Clinical Trial Crossovers. Do you know if in blind trials, if the people getting the new drug get better results how often do they then allow the people that were getting the placebo to start getting the new drug? Thanks.
Clinical Trials - how often do they a... - Advanced Prostate...
Clinical Trials - how often do they allow crossovers?
Im in the titan trial...for erleada....they unblinded the tria a year early because of good results..i found out i had been on the erleada not placebo...am now in open label ...thankful as the 16,400.oo per month would be prohibitive...you can google all this under titan trial..bw
Some trials include cross-overs, some don't. They set it up that way in advance if they do. That's different from ending the blinding early (which some trials allow for - if they do, they set a recruitment/ follow-up target for that) and allowing everyone to have the study drug.
Have you a rebuttal to Vinayak K. Prasad’s critique of the control arm in the Vision trial?
I don't know who he is. What is his critique?
He has concerns about the control group. m.youtube.com/watch?v=pAsPz...
I'm sorry- I don't get my info from youtube videos and can't take the time to watch it. If you want my comments, can you please summarize his points.
Sorry. I thought you might have known him since he is an oncologist and prof at UC SF. I believe his main point was the trial had an extremely poor control arm because ,although the authors say they allowed Standard of Care, they didn’t allow the control group , for example, to receive Cabazitaxel. They thus had one of the largest drop out rates from the control group of cancer trials. He doesn’t doubt that Lutetium will have an impact. Just that the weakness of the control group was a huge weakness in the study.
I think he is mistaken.
All patients in the VISION trial had to have had one and up to two regimens of chemo just to qualify. Patients who had received only one taxane were ineligible if they were deemed at baseline to be candidates for receiving a second taxane. While they were in the trial neither group (treatment or control) was allowed to have chemo. "These constraints were used because of a lack of safety data on combining the investigational drug with these agents... Patients whose condition was deemed to be appropriate for additional chemotherapy could discontinue the trial treatment and receive chemotherapy at the discretion of their physician. "
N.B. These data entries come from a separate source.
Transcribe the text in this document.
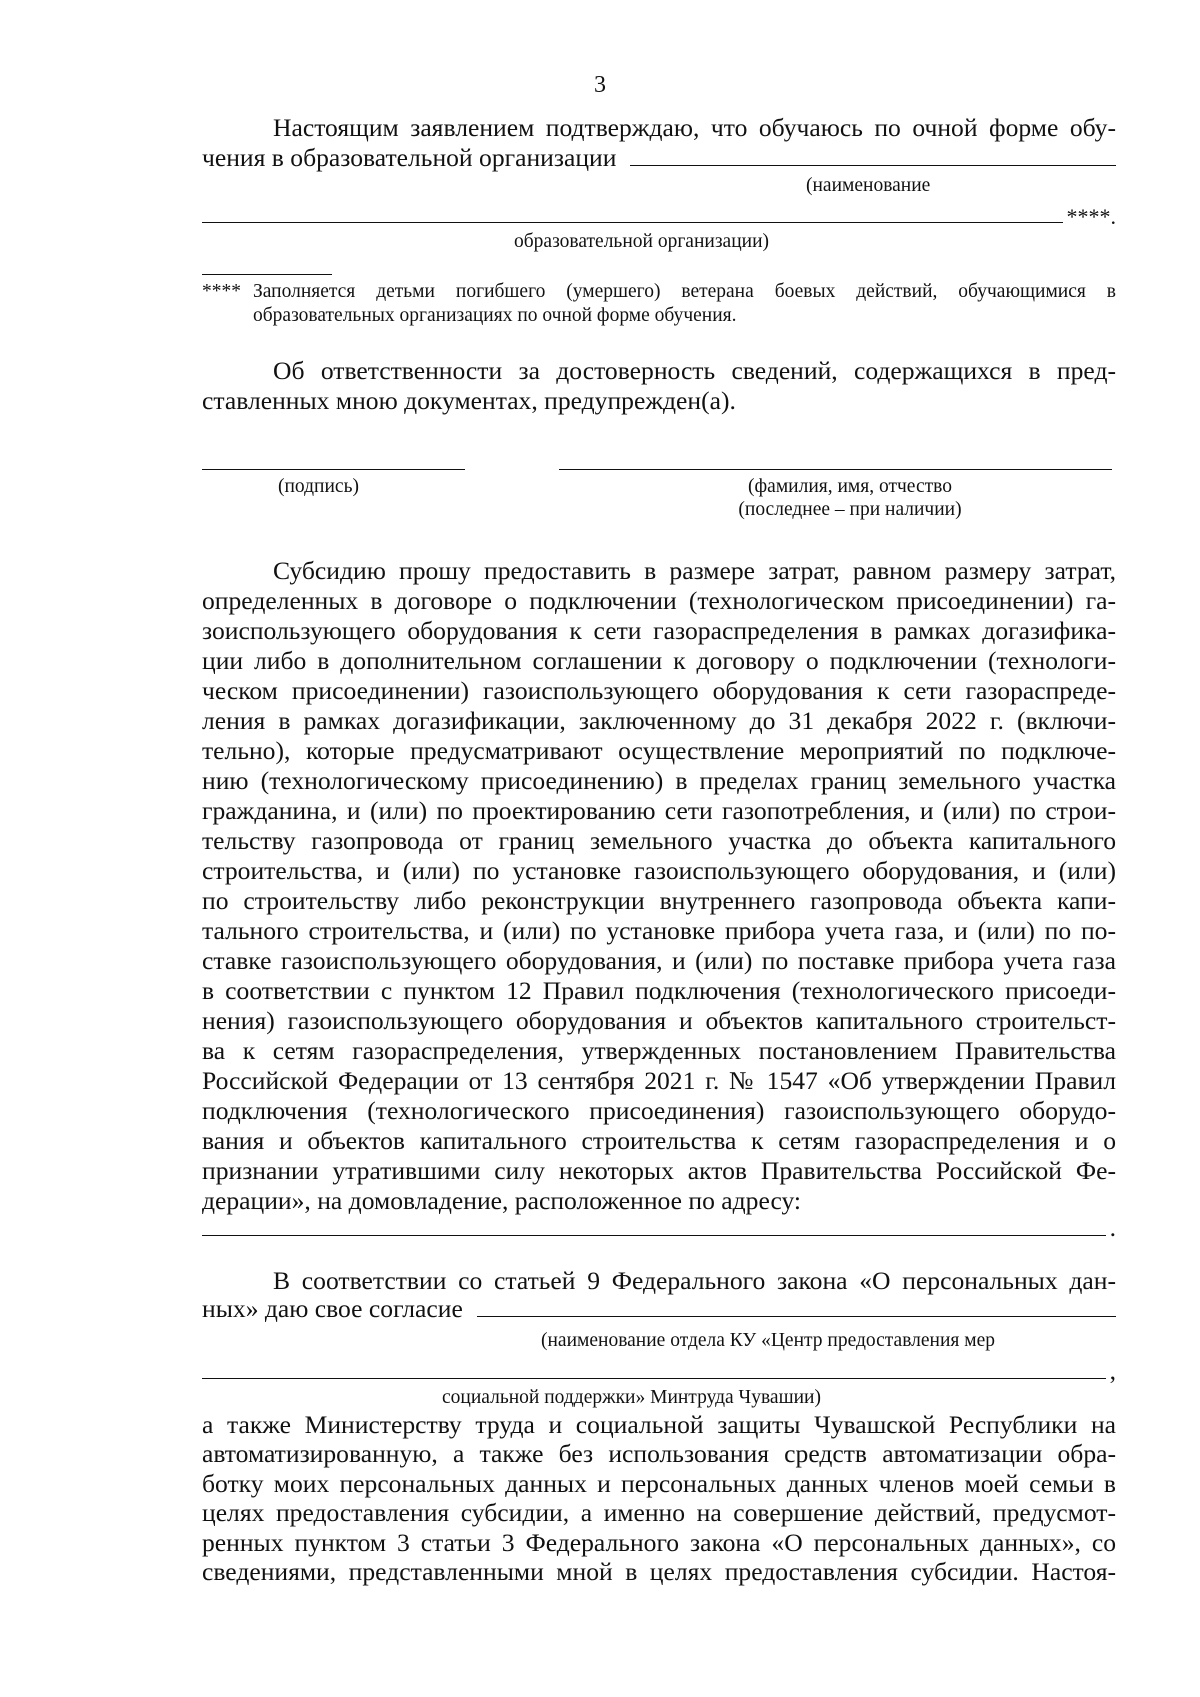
3
Настоящим заявлением подтверждаю, что обучаюсь по очной форме обу-
чения в образовательной организации
(наименование
****.
образовательной организации)
**** Заполняется детьми погибшего (умершего) ветерана боевых действий, обучающимися в
образовательных организациях по очной форме обучения.
Об ответственности за достоверность сведений, содержащихся в пред-
ставленных мною документах, предупрежден(а).
(подпись)	(фамилия, имя, отчество
(последнее – при наличии)
Субсидию прошу предоставить в размере затрат, равном размеру затрат,
определенных в договоре о подключении (технологическом присоединении) га-
зоиспользующего оборудования к сети газораспределения в рамках догазифика-
ции либо в дополнительном соглашении к договору о подключении (технологи-
ческом присоединении) газоиспользующего оборудования к сети газораспреде-
ления в рамках догазификации, заключенному до 31 декабря 2022 г. (включи-
тельно), которые предусматривают осуществление мероприятий по подключе-
нию (технологическому присоединению) в пределах границ земельного участка
гражданина, и (или) по проектированию сети газопотребления, и (или) по строи-
тельству газопровода от границ земельного участка до объекта капитального
строительства, и (или) по установке газоиспользующего оборудования, и (или)
по строительству либо реконструкции внутреннего газопровода объекта капи-
тального строительства, и (или) по установке прибора учета газа, и (или) по по-
ставке газоиспользующего оборудования, и (или) по поставке прибора учета газа
в соответствии с пунктом 12 Правил подключения (технологического присоеди-
нения) газоиспользующего оборудования и объектов капитального строительст-
ва к сетям газораспределения, утвержденных постановлением Правительства
Российской Федерации от 13 сентября 2021 г. № 1547 «Об утверждении Правил
подключения (технологического присоединения) газоиспользующего оборудо-
вания и объектов капитального строительства к сетям газораспределения и о
признании утратившими силу некоторых актов Правительства Российской Фе-
дерации», на домовладение, расположенное по адресу:
.
В соответствии со статьей 9 Федерального закона «О персональных дан-
ных» даю свое согласие
(наименование отдела КУ «Центр предоставления мер
,
социальной поддержки» Минтруда Чувашии)
а также Министерству труда и социальной защиты Чувашской Республики на
автоматизированную, а также без использования средств автоматизации обра-
ботку моих персональных данных и персональных данных членов моей семьи в
целях предоставления субсидии, а именно на совершение действий, предусмот-
ренных пунктом 3 статьи 3 Федерального закона «О персональных данных», со
сведениями, представленными мной в целях предоставления субсидии. Настоя-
nejm.org/doi/full/10.1056/n...
So it was anticipated from the start that patients would end their involvement in order to receive chemo, Xofigo, or other disallowed therapies. 38% had received cabazitaxel before entering the trial (treatment or control). An additional 19% in the control group and 13% in the treatment group received post-protocol cabazitaxel.
Initially, there were a lot of drop-outs from the control group because they were disappointed that they were not randomized to treatment:
"After the trial started (May 29, 2018), a high incidence of withdrawal from the trial was noted in the control group at certain sites and was attributed principally to patient disappointment (see the Supplementary Methods section). After discussion with regulatory authorities, we implemented enhanced trial-site education measures on March 5, 2019 to reduce the incidence of withdrawal. The high incidence of withdrawal could have affected the interpretability of radiographic end points. Therefore, the primary analysis of imaging-based progression-free survival and the analyses of key secondary end points were amended to include only the patients who had undergone randomization on or after March 5, 2019. "
So they increased the sample size and only analyzed the results among patients in the study (treatment and control) after the new measures were in place.
There is something that seems very cruel in many of the trials for advanced PC where median overall survival (OS which is the ultimate test) is the primary outcome. That means that half of all those in the placebo must die. And then start the clock to see how much longer to reach half of all those treated lived. Or else a significant statistic of survival “not reached”. They need to show this, added months of OS, in order to win FDA approval.Also why they often choose to test in only the most advanced, such as mCRPC after prior treatments. Then they won’t have to wait too long for half to die. Perhaps it is the only way to be perfectly certain. Yet it makes me sad.
The drugs enzalutamide, apalutamide, and darolutamide are mostly so similar in action. Why did they need separate placebo controlled trials for OS, rather than just comparing them to each other in a randomized comparison trial????
Crossover standards need to be specifically defined and included in trials. Not ethical otherwise IMO.
They only have to wait for half of the control group to die, not the treatment group. "Not reached" means the median or the 95% confidence interval was not reached in the time that the median control group mortality was reached.
They test the most advanced cases first because (1) they need it the most (2) have the least to lose if it is unsafe/ineffective (3) it takes the least time to prove, making the drug available off label.
While you think those drugs are similar (all that they have in common are that they are antiandrogens), there are several antiandrogens that have failed in Phase 3 trials and even more that never made it to Phase 3.
But the FDA is open to proof of effectiveness by metastasis-free survival (MFS). All of the drugs approved for non-metastatic CRPC were approved on that basis. It is usually a good surrogate endpoint for OS, and the median occurs sooner.